Downing, president of the Norfolk-based IT company Mode5, applies the same philosophy in his professional life. He will share his experiences Oct. 11 when speaks in the Perry Honors College's "Real Talk" series, which brings an alum to campus each semester to speak to students.

"I am delighted that Luke agreed to be our inaugural speaker in the series. His story takes us on a journey that starts with a vision and then shows us how to make that vision a reality," said David Metzger, dean of the Perry Honors College and an Entsminger Fellow.

Downing's wife, Alicia DeFonzo, is a lecturer in the English department and encouraged him to give the talk. She will moderate the event.

Downing co-founded Mode5 in 2002 with fellow ODU alum - and best friend - Matt Bakey, who also serves as president of the firm. The company now employs 27 people and provides IT services for hundreds of clients, the majority based in Hampton Roads.

Downing graduated with a bachelor of science degree in finance, with minors in communication and accounting. Bakey got his degree in management information systems. When they launched the company, Downing said, he was a "hobbyist" with computers. He knew he had to bring his technical skills up to speed quickly.

"It was kind of like drinking from a fire hose," he said.

They started with enough money for the business to survive for about six months.

"If we didn't make any money at that point, then we would have just gone to get a different job," he said. "We were very fortunate. There were a lot of people that were very supportive of us very early on, particularly in Norfolk, particularly in Ghent."

Downing describes his company as an outsourced IT department.

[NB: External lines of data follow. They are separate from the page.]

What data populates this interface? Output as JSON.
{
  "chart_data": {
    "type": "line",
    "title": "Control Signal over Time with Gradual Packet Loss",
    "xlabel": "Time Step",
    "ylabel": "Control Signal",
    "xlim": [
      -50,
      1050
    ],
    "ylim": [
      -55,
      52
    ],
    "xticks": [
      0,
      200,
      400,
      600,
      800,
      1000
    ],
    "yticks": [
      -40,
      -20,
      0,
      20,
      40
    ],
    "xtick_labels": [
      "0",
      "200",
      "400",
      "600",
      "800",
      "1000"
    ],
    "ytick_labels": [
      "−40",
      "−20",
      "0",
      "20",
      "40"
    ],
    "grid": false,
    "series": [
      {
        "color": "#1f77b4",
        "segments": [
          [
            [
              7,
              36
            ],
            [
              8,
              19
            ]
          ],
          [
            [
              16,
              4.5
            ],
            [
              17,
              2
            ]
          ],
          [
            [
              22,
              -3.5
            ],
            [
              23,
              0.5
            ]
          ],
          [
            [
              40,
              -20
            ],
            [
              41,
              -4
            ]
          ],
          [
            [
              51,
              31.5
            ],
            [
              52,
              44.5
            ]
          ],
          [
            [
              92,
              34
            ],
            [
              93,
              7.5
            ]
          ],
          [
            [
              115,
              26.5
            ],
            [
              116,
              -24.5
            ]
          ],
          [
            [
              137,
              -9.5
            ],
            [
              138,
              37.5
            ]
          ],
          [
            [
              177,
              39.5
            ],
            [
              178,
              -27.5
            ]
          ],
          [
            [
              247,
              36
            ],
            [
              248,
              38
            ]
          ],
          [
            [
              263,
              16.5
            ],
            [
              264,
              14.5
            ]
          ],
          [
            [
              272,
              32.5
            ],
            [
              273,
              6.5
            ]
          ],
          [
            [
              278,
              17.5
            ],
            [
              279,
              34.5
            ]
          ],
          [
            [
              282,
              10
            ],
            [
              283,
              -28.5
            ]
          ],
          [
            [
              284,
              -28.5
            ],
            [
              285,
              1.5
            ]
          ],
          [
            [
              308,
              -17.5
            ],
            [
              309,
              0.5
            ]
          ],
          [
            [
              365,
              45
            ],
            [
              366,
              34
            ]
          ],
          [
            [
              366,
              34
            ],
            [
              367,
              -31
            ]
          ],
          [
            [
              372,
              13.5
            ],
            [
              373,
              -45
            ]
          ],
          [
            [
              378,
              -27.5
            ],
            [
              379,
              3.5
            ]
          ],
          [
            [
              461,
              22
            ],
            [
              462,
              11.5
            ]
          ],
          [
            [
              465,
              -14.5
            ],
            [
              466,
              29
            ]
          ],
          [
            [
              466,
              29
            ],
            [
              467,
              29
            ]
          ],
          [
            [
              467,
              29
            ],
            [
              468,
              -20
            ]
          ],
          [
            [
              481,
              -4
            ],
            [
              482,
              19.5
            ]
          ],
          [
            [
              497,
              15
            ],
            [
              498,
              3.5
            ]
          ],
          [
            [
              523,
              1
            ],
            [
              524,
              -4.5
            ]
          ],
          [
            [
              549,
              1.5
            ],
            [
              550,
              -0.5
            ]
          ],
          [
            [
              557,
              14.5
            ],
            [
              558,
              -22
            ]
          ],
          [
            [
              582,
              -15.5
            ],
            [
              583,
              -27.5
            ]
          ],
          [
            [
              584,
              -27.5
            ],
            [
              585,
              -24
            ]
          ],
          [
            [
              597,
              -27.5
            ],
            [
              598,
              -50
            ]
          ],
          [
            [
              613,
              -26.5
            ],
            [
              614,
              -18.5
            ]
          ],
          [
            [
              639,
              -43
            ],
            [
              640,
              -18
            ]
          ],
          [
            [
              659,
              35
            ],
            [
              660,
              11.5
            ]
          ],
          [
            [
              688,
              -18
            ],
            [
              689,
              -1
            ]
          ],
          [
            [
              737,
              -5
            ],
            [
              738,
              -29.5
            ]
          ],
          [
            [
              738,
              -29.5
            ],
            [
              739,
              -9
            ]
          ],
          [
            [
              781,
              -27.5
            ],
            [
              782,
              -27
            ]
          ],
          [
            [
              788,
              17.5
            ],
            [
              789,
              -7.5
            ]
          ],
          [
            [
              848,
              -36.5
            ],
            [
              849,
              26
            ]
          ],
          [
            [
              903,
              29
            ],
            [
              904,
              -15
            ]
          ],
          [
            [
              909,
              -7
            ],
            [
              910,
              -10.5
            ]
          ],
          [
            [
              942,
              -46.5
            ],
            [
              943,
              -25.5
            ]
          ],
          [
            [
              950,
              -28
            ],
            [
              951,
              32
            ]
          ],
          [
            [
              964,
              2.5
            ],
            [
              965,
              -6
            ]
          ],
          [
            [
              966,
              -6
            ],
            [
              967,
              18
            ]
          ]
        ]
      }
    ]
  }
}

"Instead of hiring IT personnel, businesses who don't want to do that, either strategically or because they're not there yet, hire us to really take care of the technology, soup to nuts," he said. "We provide the equipment, we provide the service, and the IT strategy. We focus on security, disaster recovery, preventative maintenance, network management and help desk support.

"We like to take the technology off their plate so they can focus on really fulfilling their organization's mission. That's what gets me excited - being able to help clients achieve their goals."

Despite the company's success, Downing said "there's never been a point where I thought we've made it."

"I think as soon as you feel you've made it, you have a problem," he added. "There's a lot more that I see that we could be doing. You can always be better. We can always serve our clients better. That's one of the things that keeps us motivated."

Downing also pushed out of his comfort zone when he was a student at ODU. He came to the University as "a nervous public speaker." So he took Sandra Jo Washington's advanced public speaking class.

"She was absolutely fantastic," Downing said. "I really decided to get a minor degree in communications largely because of her, just because whether it's at work or in your interpersonal relationships, that's such a big deal.

"I still share a lot of the principles I learned from her in communications with my team."

He also cited the capstone classes taught by then-Honors College Dean Louis H. Henry, which he called "eye-opening."

As for advice to budding entrepreneurs, he urges them to be daring.

"I think a lot of people don't take enough risks," he said. "It doesn't mean you have to know everything, because you can talk yourself out of doing that forever. I mean, we didn't know anything when we started. I think it's important to take action, but I think along the way you've got to always keep learning."